Dès 1948 donc, l’accès aux élections législatives est garanti pour les femmes, mais elles restent minoritaires comme candidates et élues à tous les niveaux de pouvoirs et tout parti confondu (elles plafonnent aujourd’hui à 10 % d’élues dans les parlements belges). À partir des années 19902, de nouvelles règles électorales entrent en vigueur. En 1994, la loi Smet-Tobback impose une représentation minimale d’un tiers par genre sur les listes. Ces quotas seront ensuite portés à 50 % en 2002.
La même année, la Constitution est modifiée afin d’y introduire le principe du droit fondamental à l’égalité des hommes et des femmes et d’organiser leur égal accès aux mandats électifs et publics. L’article 11bis garantit notamment la présence de femmes au sein du gouvernement fédéral. Malheureusement, à cette époque, les places les plus stratégiques restent trustées par des hommes.
En 2009, une nouvelle règlementation impose une alternance de genre dans les deux premières places des listes électorales, pour favoriser la présence des femmes aux places éligibles. En 2018, le système est encore une fois renforcé par l’instauration du système dit de « la tirette », qui impose l’alternance entre les hommes et les femmes sur l’ensemble de la liste.
Enfin, en 2019, et pour la première fois, un décret impose un quota dans un exécutif. Depuis lors, le gouvernement wallon doit être au moins composé d’un tiers d’hommes ou de femmes.
Mécanisme correcteur
Personne n’aime les quotas. Ni les hommes politiques qui ont dû renoncer à une place qui leur semblait légitime au profit d’une femme parce qu’elle est une femme, ni les femmes qui se voient attribuer une place éligible ou un poste dans un exécutif parce qu’elles représentent le genre sous-représenté.

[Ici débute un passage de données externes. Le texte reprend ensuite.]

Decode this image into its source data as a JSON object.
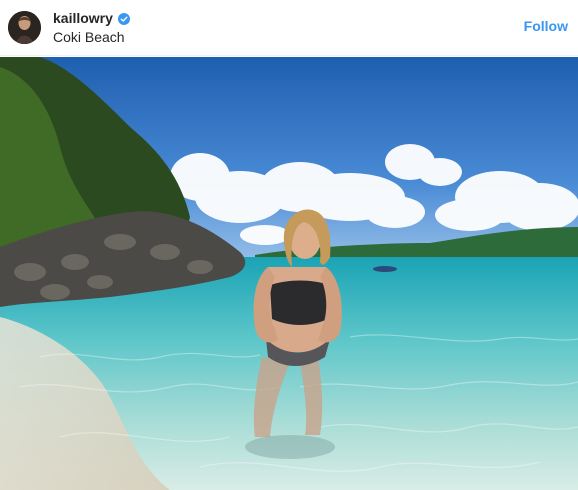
{
  "post": {
    "username": "kaillowry",
    "location": "Coki Beach",
    "follow_label": "Follow",
    "verified": true
  },
  "icons": {
    "verified": "verified-badge-icon",
    "avatar": "profile-avatar"
  },
  "colors": {
    "follow": "#3897f0",
    "verified": "#3897f0",
    "text": "#262626"
  }
}
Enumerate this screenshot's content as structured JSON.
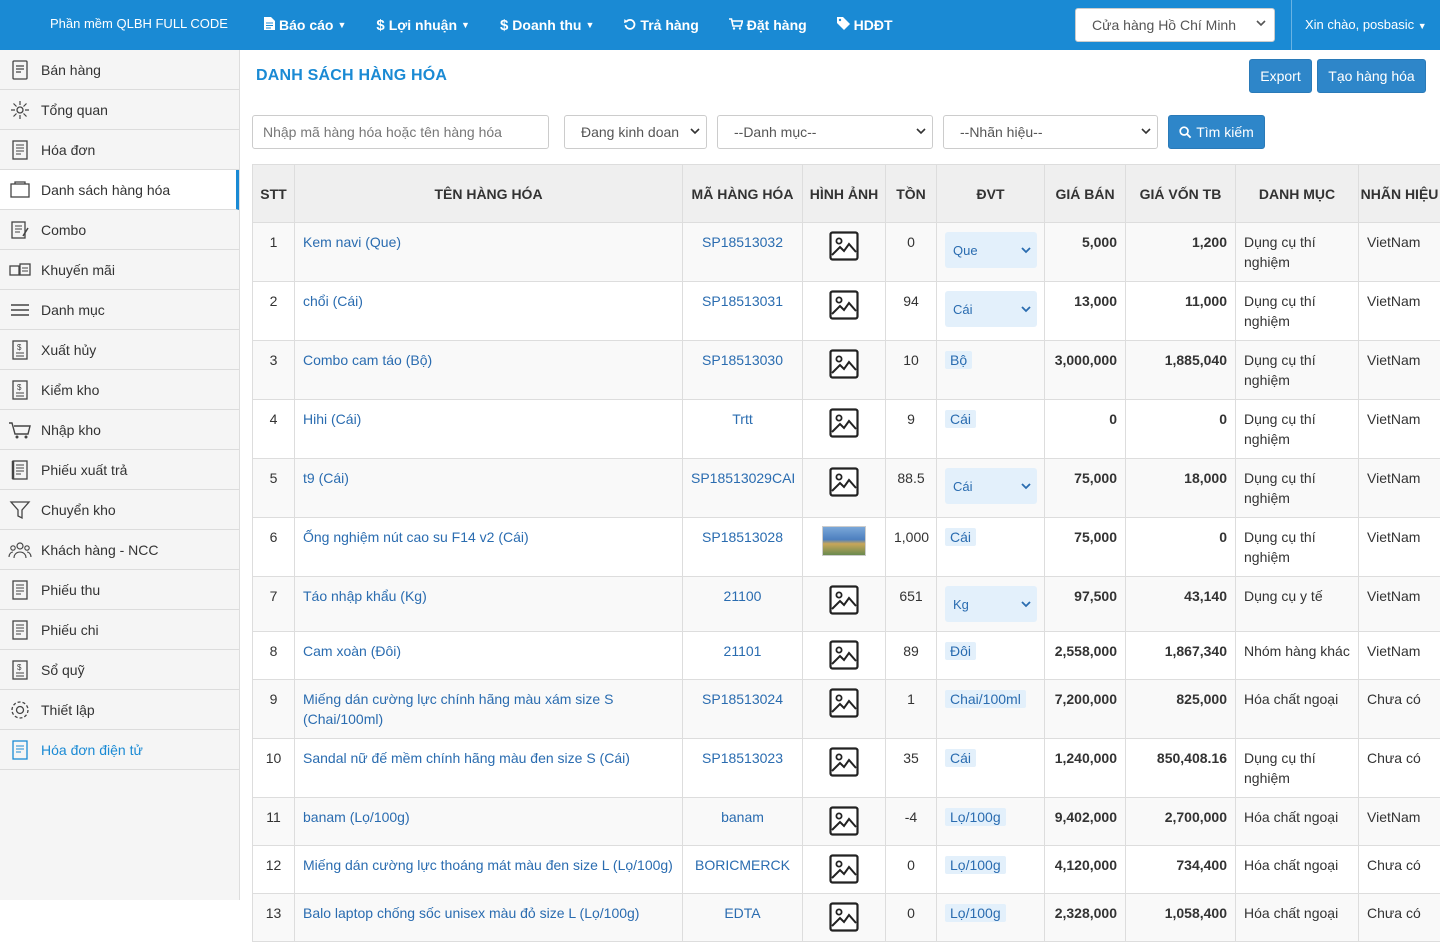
{
  "brand": "Phần mềm QLBH FULL CODE",
  "nav": [
    {
      "label": "Báo cáo",
      "icon": "file-icon",
      "caret": true
    },
    {
      "label": "Lợi nhuận",
      "icon": "dollar-icon",
      "caret": true
    },
    {
      "label": "Doanh thu",
      "icon": "dollar-icon",
      "caret": true
    },
    {
      "label": "Trả hàng",
      "icon": "undo-icon",
      "caret": false
    },
    {
      "label": "Đặt hàng",
      "icon": "cart-icon",
      "caret": false
    },
    {
      "label": "HDĐT",
      "icon": "tag-icon",
      "caret": false
    }
  ],
  "store_select": "Cửa hàng Hồ Chí Minh",
  "greeting": "Xin chào, posbasic",
  "sidebar": [
    {
      "label": "Bán hàng",
      "icon": "sales-icon"
    },
    {
      "label": "Tổng quan",
      "icon": "overview-icon"
    },
    {
      "label": "Hóa đơn",
      "icon": "invoice-icon"
    },
    {
      "label": "Danh sách hàng hóa",
      "icon": "product-list-icon",
      "active": true
    },
    {
      "label": "Combo",
      "icon": "combo-icon"
    },
    {
      "label": "Khuyến mãi",
      "icon": "promotion-icon"
    },
    {
      "label": "Danh mục",
      "icon": "category-icon"
    },
    {
      "label": "Xuất hủy",
      "icon": "dispose-icon"
    },
    {
      "label": "Kiểm kho",
      "icon": "stock-check-icon"
    },
    {
      "label": "Nhập kho",
      "icon": "stock-in-icon"
    },
    {
      "label": "Phiếu xuất trả",
      "icon": "return-slip-icon"
    },
    {
      "label": "Chuyển kho",
      "icon": "transfer-icon"
    },
    {
      "label": "Khách hàng - NCC",
      "icon": "customers-icon"
    },
    {
      "label": "Phiếu thu",
      "icon": "receipt-icon"
    },
    {
      "label": "Phiếu chi",
      "icon": "payment-icon"
    },
    {
      "label": "Sổ quỹ",
      "icon": "cashbook-icon"
    },
    {
      "label": "Thiết lập",
      "icon": "gear-icon"
    },
    {
      "label": "Hóa đơn điện tử",
      "icon": "e-invoice-icon",
      "highlight": true
    }
  ],
  "page_title": "DANH SÁCH HÀNG HÓA",
  "buttons": {
    "export": "Export",
    "create": "Tạo hàng hóa",
    "search": "Tìm kiếm"
  },
  "filters": {
    "search_placeholder": "Nhập mã hàng hóa hoặc tên hàng hóa",
    "status": "Đang kinh doan",
    "category": "--Danh mục--",
    "brand": "--Nhãn hiệu--"
  },
  "table": {
    "headers": {
      "stt": "STT",
      "name": "TÊN HÀNG HÓA",
      "code": "MÃ HÀNG HÓA",
      "image": "HÌNH ẢNH",
      "stock": "TỒN",
      "unit": "ĐVT",
      "price": "GIÁ BÁN",
      "cost": "GIÁ VỐN TB",
      "category": "DANH MỤC",
      "brand": "NHÃN HIỆU"
    },
    "rows": [
      {
        "stt": "1",
        "name": "Kem navi (Que)",
        "code": "SP18513032",
        "image": "placeholder",
        "stock": "0",
        "unit": "Que",
        "unit_type": "select",
        "price": "5,000",
        "cost": "1,200",
        "category": "Dụng cụ thí nghiệm",
        "brand": "VietNam"
      },
      {
        "stt": "2",
        "name": "chổi (Cái)",
        "code": "SP18513031",
        "image": "placeholder",
        "stock": "94",
        "unit": "Cái",
        "unit_type": "select",
        "price": "13,000",
        "cost": "11,000",
        "category": "Dụng cụ thí nghiệm",
        "brand": "VietNam"
      },
      {
        "stt": "3",
        "name": "Combo cam táo (Bộ)",
        "code": "SP18513030",
        "image": "placeholder",
        "stock": "10",
        "unit": "Bộ",
        "unit_type": "tag",
        "price": "3,000,000",
        "cost": "1,885,040",
        "category": "Dụng cụ thí nghiệm",
        "brand": "VietNam"
      },
      {
        "stt": "4",
        "name": "Hihi (Cái)",
        "code": "Trtt",
        "image": "placeholder",
        "stock": "9",
        "unit": "Cái",
        "unit_type": "tag",
        "price": "0",
        "cost": "0",
        "category": "Dụng cụ thí nghiệm",
        "brand": "VietNam"
      },
      {
        "stt": "5",
        "name": "t9 (Cái)",
        "code": "SP18513029CAI",
        "image": "placeholder",
        "stock": "88.5",
        "unit": "Cái",
        "unit_type": "select",
        "price": "75,000",
        "cost": "18,000",
        "category": "Dụng cụ thí nghiệm",
        "brand": "VietNam"
      },
      {
        "stt": "6",
        "name": "Ống nghiệm nút cao su F14 v2 (Cái)",
        "code": "SP18513028",
        "image": "photo",
        "stock": "1,000",
        "unit": "Cái",
        "unit_type": "tag",
        "price": "75,000",
        "cost": "0",
        "category": "Dụng cụ thí nghiệm",
        "brand": "VietNam"
      },
      {
        "stt": "7",
        "name": "Táo nhập khẩu (Kg)",
        "code": "21100",
        "image": "placeholder",
        "stock": "651",
        "unit": "Kg",
        "unit_type": "select",
        "price": "97,500",
        "cost": "43,140",
        "category": "Dụng cụ y tế",
        "brand": "VietNam"
      },
      {
        "stt": "8",
        "name": "Cam xoàn (Đôi)",
        "code": "21101",
        "image": "placeholder",
        "stock": "89",
        "unit": "Đôi",
        "unit_type": "tag",
        "price": "2,558,000",
        "cost": "1,867,340",
        "category": "Nhóm hàng khác",
        "brand": "VietNam"
      },
      {
        "stt": "9",
        "name": "Miếng dán cường lực chính hãng màu xám size S (Chai/100ml)",
        "code": "SP18513024",
        "image": "placeholder",
        "stock": "1",
        "unit": "Chai/100ml",
        "unit_type": "tag",
        "price": "7,200,000",
        "cost": "825,000",
        "category": "Hóa chất ngoại",
        "brand": "Chưa có"
      },
      {
        "stt": "10",
        "name": "Sandal nữ đế mềm chính hãng màu đen size S (Cái)",
        "code": "SP18513023",
        "image": "placeholder",
        "stock": "35",
        "unit": "Cái",
        "unit_type": "tag",
        "price": "1,240,000",
        "cost": "850,408.16",
        "category": "Dụng cụ thí nghiệm",
        "brand": "Chưa có"
      },
      {
        "stt": "11",
        "name": "banam (Lọ/100g)",
        "code": "banam",
        "image": "placeholder",
        "stock": "-4",
        "unit": "Lọ/100g",
        "unit_type": "tag",
        "price": "9,402,000",
        "cost": "2,700,000",
        "category": "Hóa chất ngoại",
        "brand": "VietNam"
      },
      {
        "stt": "12",
        "name": "Miếng dán cường lực thoáng mát màu đen size L (Lọ/100g)",
        "code": "BORICMERCK",
        "image": "placeholder",
        "stock": "0",
        "unit": "Lọ/100g",
        "unit_type": "tag",
        "price": "4,120,000",
        "cost": "734,400",
        "category": "Hóa chất ngoại",
        "brand": "Chưa có"
      },
      {
        "stt": "13",
        "name": "Balo laptop chống sốc unisex màu đỏ size L (Lọ/100g)",
        "code": "EDTA",
        "image": "placeholder",
        "stock": "0",
        "unit": "Lọ/100g",
        "unit_type": "tag",
        "price": "2,328,000",
        "cost": "1,058,400",
        "category": "Hóa chất ngoại",
        "brand": "Chưa có"
      }
    ]
  },
  "colors": {
    "primary": "#1a8ad4",
    "button": "#2e86c9",
    "link": "#2a6cb0",
    "unit_bg": "#e3f0fb"
  }
}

Pour autant, d’un point de vue statistique, tout le monde s’accorde sur leur effet positif. Au fédéral, le nombre de femmes élues est passé de 15 % en 1995 à 41 % en 2019. Les femmes occupaient 2 mandats sur 17 dans le gouvernement en 1995, alors que dans la majorité actuelle elles occupent la moitié des postes. Dans les entités fédérées, l’augmentation est également significative, bien qu’assez différente selon les régions. Jusqu’en 2004, il n’y avait aucune femme ministre en Région wallonne, aujourd’hui elles occupent 3 mandats sur les 8 que compte le gouvernement wallon. En Fédération Wallonie-Bruxelles, 3 femmes sur 5 depuis 2019. Et la Fédération a compté en 2014 la première ministre des Droits des femmes3.
La popote interne
Pour autant, lorsqu’il s’agit de choisir la personne qui occupera le poste de tête de liste, et ce, qu’importe le niveau de pouvoir, les femmes sont très minoritaires. Le nombre de femmes bourgmestres ne représente pas plus de 19 % des bourgmestres en place. De la même manière, nous avons connu récemment la première femme Première ministre de l’histoire de la Belgique, mais sa nomination s’est déroulée dans une période inédite de pandémie, dans le cadre d’un mandat transitoire, et parce que son prédécesseur accédait à d’autres fonctions…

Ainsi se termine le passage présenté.